There’s a rail trail by my house — one of my most favorite places to run.
In the summer it is covered by shade from trees, and in the winter it is one of the only places I can crank out a long run without fear of getting hit by a car because I have to run in the street due to snow-covered sidewalks.
I know every rut in the trail. Every large rock where your ankle can roll has a place firmly in my mind where I anticipate and plan for that rock and run over or around it. I know where the biggest puddles will be on the days it has rained. I plan for those either running clear through them or clear around them depending on my mood and desire to have soaking wet feet.
It is a place I like to run when I need the comfort of knowing exactly where I am going, how many miles I need to hit, and what to expect. Running this trail tastes like Mom’s homemade beef stew — it is comfort.

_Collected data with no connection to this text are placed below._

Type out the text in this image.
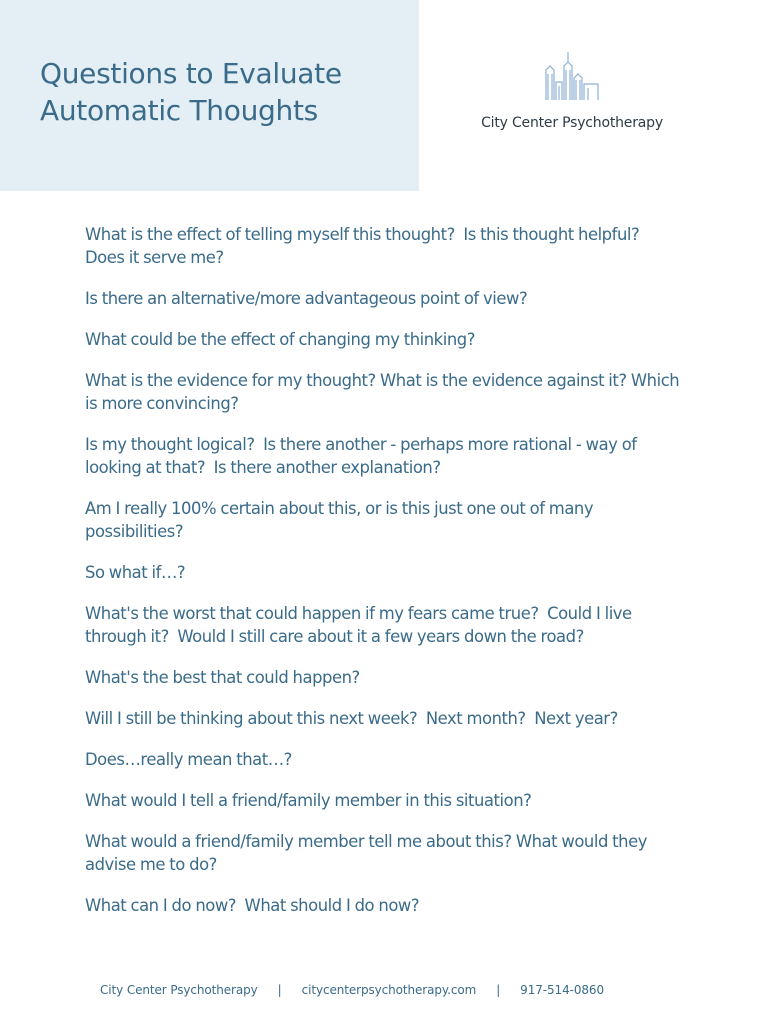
Questions to Evaluate
Automatic Thoughts	City Center Psychotherapy
What is the effect of telling myself this thought?  Is this thought helpful?  Does it serve me?
Is there an alternative/more advantageous point of view?
What could be the effect of changing my thinking?
What is the evidence for my thought? What is the evidence against it? Which is more convincing?
Is my thought logical?  Is there another - perhaps more rational - way of looking at that?  Is there another explanation?
Am I really 100% certain about this, or is this just one out of many possibilities?
So what if…?
What's the worst that could happen if my fears came true?  Could I live through it?  Would I still care about it a few years down the road?
What's the best that could happen?
Will I still be thinking about this next week?  Next month?  Next year?
Does…really mean that…?
What would I tell a friend/family member in this situation?
What would a friend/family member tell me about this? What would they advise me to do?
What can I do now?  What should I do now?
City Center Psychotherapy | citycenterpsychotherapy.com | 917-514-0860
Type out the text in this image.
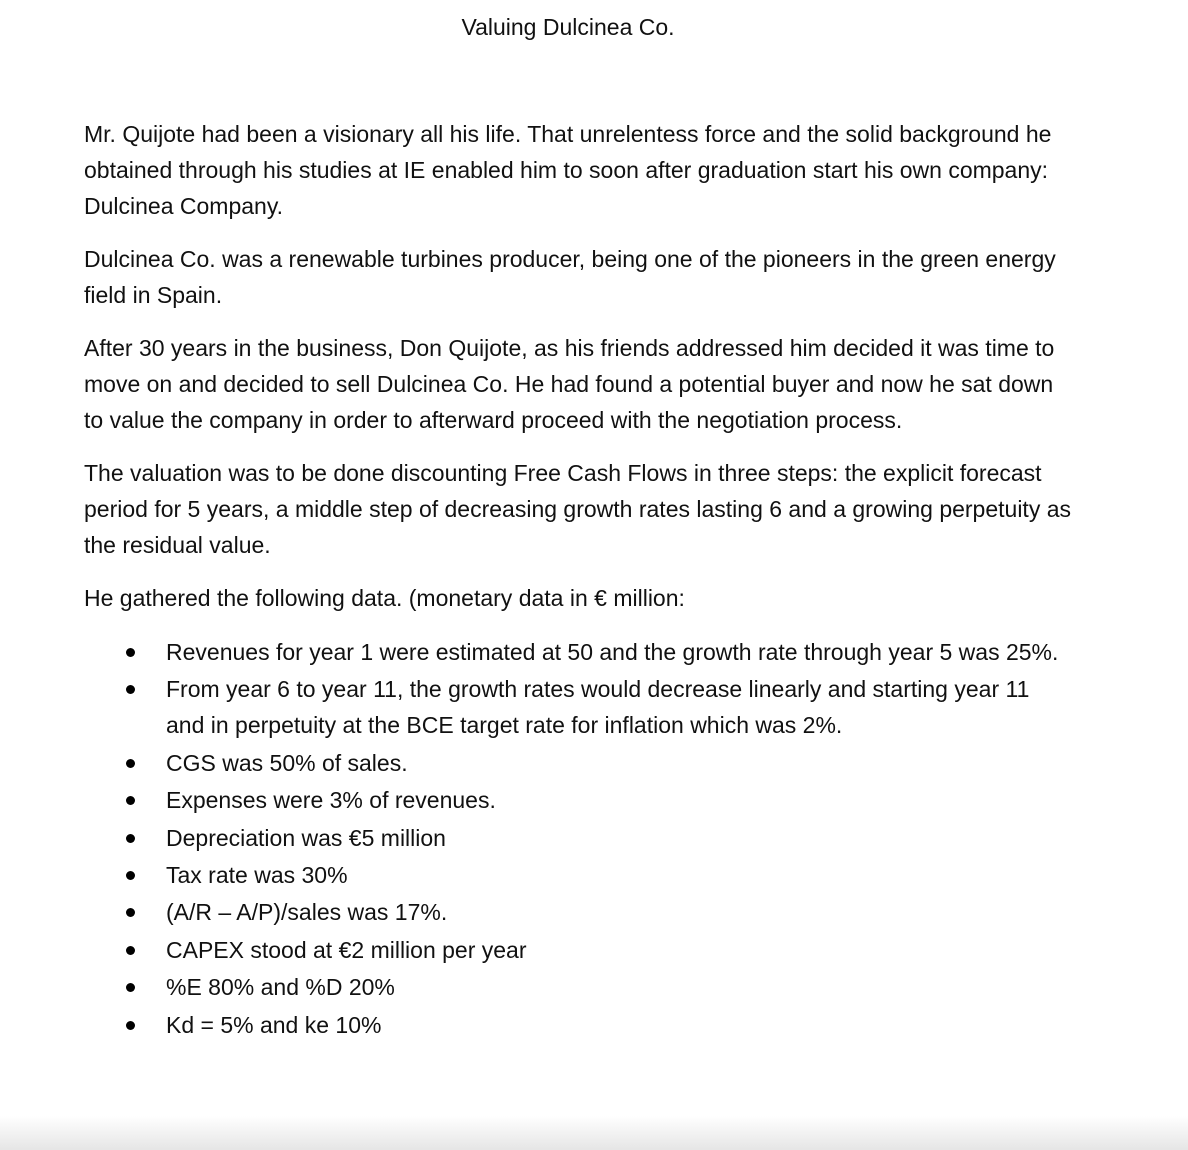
Valuing Dulcinea Co.

Mr. Quijote had been a visionary all his life. That unrelentess force and the solid background he obtained through his studies at IE enabled him to soon after graduation start his own company: Dulcinea Company.

Dulcinea Co. was a renewable turbines producer, being one of the pioneers in the green energy field in Spain.

After 30 years in the business, Don Quijote, as his friends addressed him decided it was time to move on and decided to sell Dulcinea Co. He had found a potential buyer and now he sat down to value the company in order to afterward proceed with the negotiation process.

The valuation was to be done discounting Free Cash Flows in three steps: the explicit forecast period for 5 years, a middle step of decreasing growth rates lasting 6 and a growing perpetuity as the residual value.

He gathered the following data. (monetary data in € million:

Revenues for year 1 were estimated at 50 and the growth rate through year 5 was 25%.
From year 6 to year 11, the growth rates would decrease linearly and starting year 11 and in perpetuity at the BCE target rate for inflation which was 2%.
CGS was 50% of sales.
Expenses were 3% of revenues.
Depreciation was €5 million
Tax rate was 30%
(A/R – A/P)/sales was 17%.
CAPEX stood at €2 million per year
%E 80% and %D 20%
Kd = 5% and ke 10%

But the runs I do on that trail aren’t the best ones.
The best runs are the ones where I get lost and ask myself “where the hell are we going?”

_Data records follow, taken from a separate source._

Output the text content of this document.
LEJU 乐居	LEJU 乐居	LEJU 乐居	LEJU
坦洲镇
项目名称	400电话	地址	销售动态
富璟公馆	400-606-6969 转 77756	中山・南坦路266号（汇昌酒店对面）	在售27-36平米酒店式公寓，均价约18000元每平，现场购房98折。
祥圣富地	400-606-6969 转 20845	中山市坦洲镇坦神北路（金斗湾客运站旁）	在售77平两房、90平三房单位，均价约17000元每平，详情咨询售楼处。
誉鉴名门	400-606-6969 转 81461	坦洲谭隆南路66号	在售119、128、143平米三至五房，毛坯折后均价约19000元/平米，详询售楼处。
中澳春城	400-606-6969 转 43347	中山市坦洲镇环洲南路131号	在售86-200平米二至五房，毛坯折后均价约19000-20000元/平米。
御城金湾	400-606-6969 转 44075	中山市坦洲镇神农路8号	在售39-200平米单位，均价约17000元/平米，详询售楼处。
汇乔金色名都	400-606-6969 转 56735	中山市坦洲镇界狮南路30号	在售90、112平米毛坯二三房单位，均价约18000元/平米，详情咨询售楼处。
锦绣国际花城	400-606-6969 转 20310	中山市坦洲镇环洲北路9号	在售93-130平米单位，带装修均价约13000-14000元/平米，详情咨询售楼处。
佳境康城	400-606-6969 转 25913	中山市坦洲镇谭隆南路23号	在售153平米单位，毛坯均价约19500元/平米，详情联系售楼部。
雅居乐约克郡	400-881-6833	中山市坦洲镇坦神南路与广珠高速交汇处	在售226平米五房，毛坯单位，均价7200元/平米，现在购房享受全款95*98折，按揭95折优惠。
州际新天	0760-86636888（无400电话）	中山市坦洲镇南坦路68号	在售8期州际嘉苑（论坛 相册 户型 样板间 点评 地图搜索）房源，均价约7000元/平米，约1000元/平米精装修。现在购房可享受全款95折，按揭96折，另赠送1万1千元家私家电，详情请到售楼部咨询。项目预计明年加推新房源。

The uncertainty of a new out-and-back run is what pushes me to keep going. I do not know what the next turn will bring, I do not know exactly where I will hit the number of miles on my watch that will signal to me that I should now turn around or keep going forward.
I do not know what any of this new run feels like and thus my mind gets caught up in just trying to BE in the run. It does not have time to anticipate the ruts and puddles as it does on my favorite trail. It does not know that in 2 miles we will cross a lovely wooden bridge that is just my kind of worn-in.

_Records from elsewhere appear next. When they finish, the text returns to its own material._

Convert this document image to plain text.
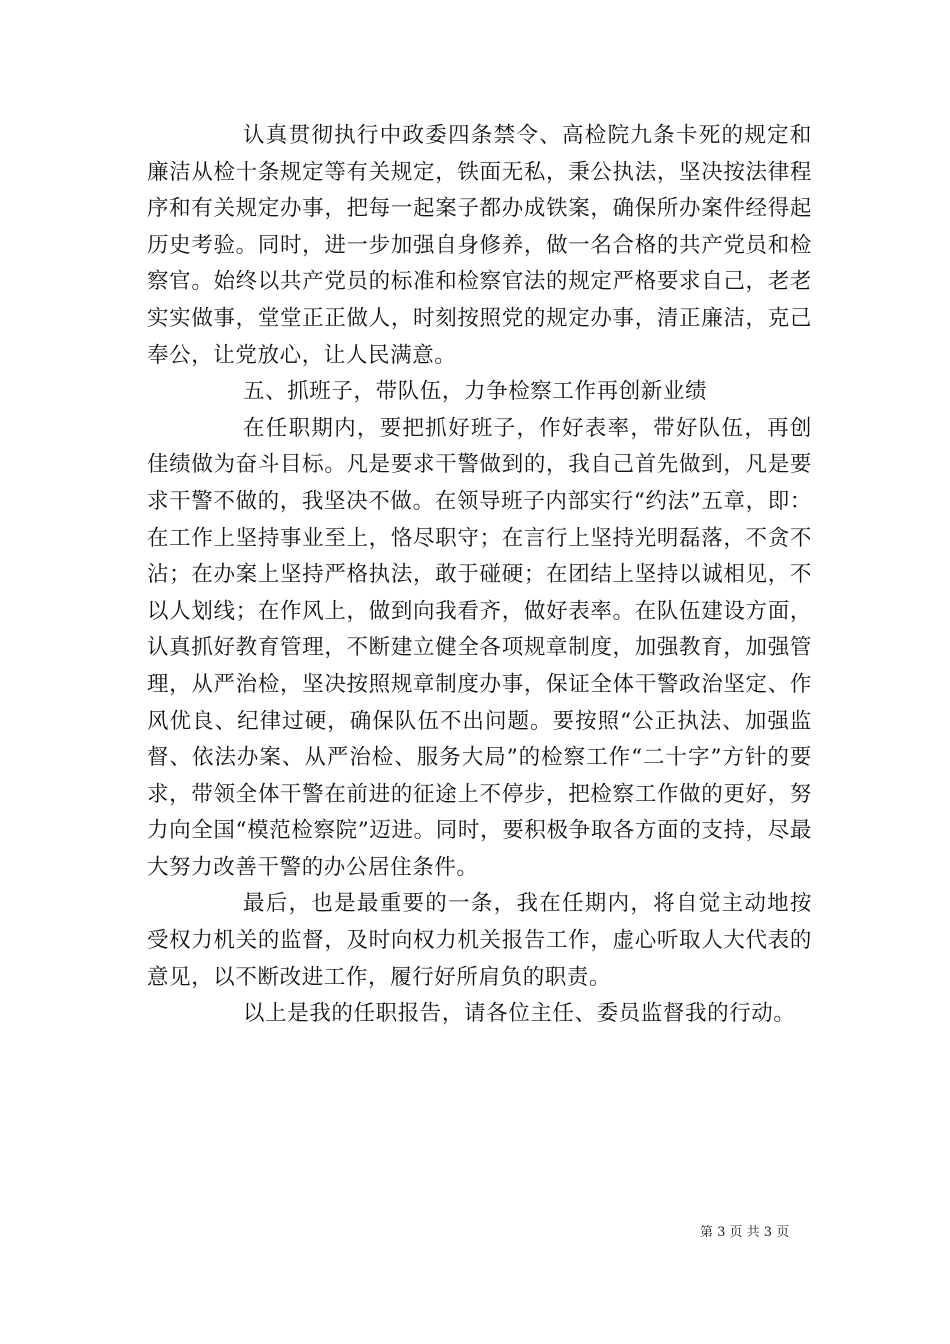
认真贯彻执行中政委四条禁令、高检院九条卡死的规定和廉洁从检十条规定等有关规定，铁面无私，秉公执法，坚决按法律程序和有关规定办事，把每一起案子都办成铁案，确保所办案件经得起历史考验。同时，进一步加强自身修养，做一名合格的共产党员和检察官。始终以共产党员的标准和检察官法的规定严格要求自己，老老实实做事，堂堂正正做人，时刻按照党的规定办事，清正廉洁，克己奉公，让党放心，让人民满意。

五、抓班子，带队伍，力争检察工作再创新业绩

在任职期内，要把抓好班子，作好表率，带好队伍，再创佳绩做为奋斗目标。凡是要求干警做到的，我自己首先做到，凡是要求干警不做的，我坚决不做。在领导班子内部实行“约法”五章，即：在工作上坚持事业至上，恪尽职守；在言行上坚持光明磊落，不贪不沾；在办案上坚持严格执法，敢于碰硬；在团结上坚持以诚相见，不以人划线；在作风上，做到向我看齐，做好表率。在队伍建设方面，认真抓好教育管理，不断建立健全各项规章制度，加强教育，加强管理，从严治检，坚决按照规章制度办事，保证全体干警政治坚定、作风优良、纪律过硬，确保队伍不出问题。要按照“公正执法、加强监督、依法办案、从严治检、服务大局”的检察工作“二十字”方针的要求，带领全体干警在前进的征途上不停步，把检察工作做的更好，努力向全国“模范检察院”迈进。同时，要积极争取各方面的支持，尽最大努力改善干警的办公居住条件。

最后，也是最重要的一条，我在任期内，将自觉主动地按受权力机关的监督，及时向权力机关报告工作，虚心听取人大代表的意见，以不断改进工作，履行好所肩负的职责。

以上是我的任职报告，请各位主任、委员监督我的行动。

第 3 页 共 3 页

That, of course, is what makes a new long run feel so amazing. It is not the act of being someplace new that fires me up: It is the fact that I have no idea where I am going or if I will ever get there. What’s more important is that I cannot worry about it. I have to be completely IN the new trail run.
Sure, I have goals for each run — 15 miles or 18 miles, or 10 miles… but some days the environment or new path forces me to change, shift, adapt my plan. Did I still run? Of course. I changed the process and rules by which I ran, but I did not change the underlying goal which was just simply TO RUN.
We can have a plan in life as much as we have a plan in running.
But both can change at any moment and still get you to where you didn’t know you needed or wanted to be if you simply let it happen.
Your internal compass will always find its way to wherever you need to be.
Get uncomfortable. Get lost. Home will always find you.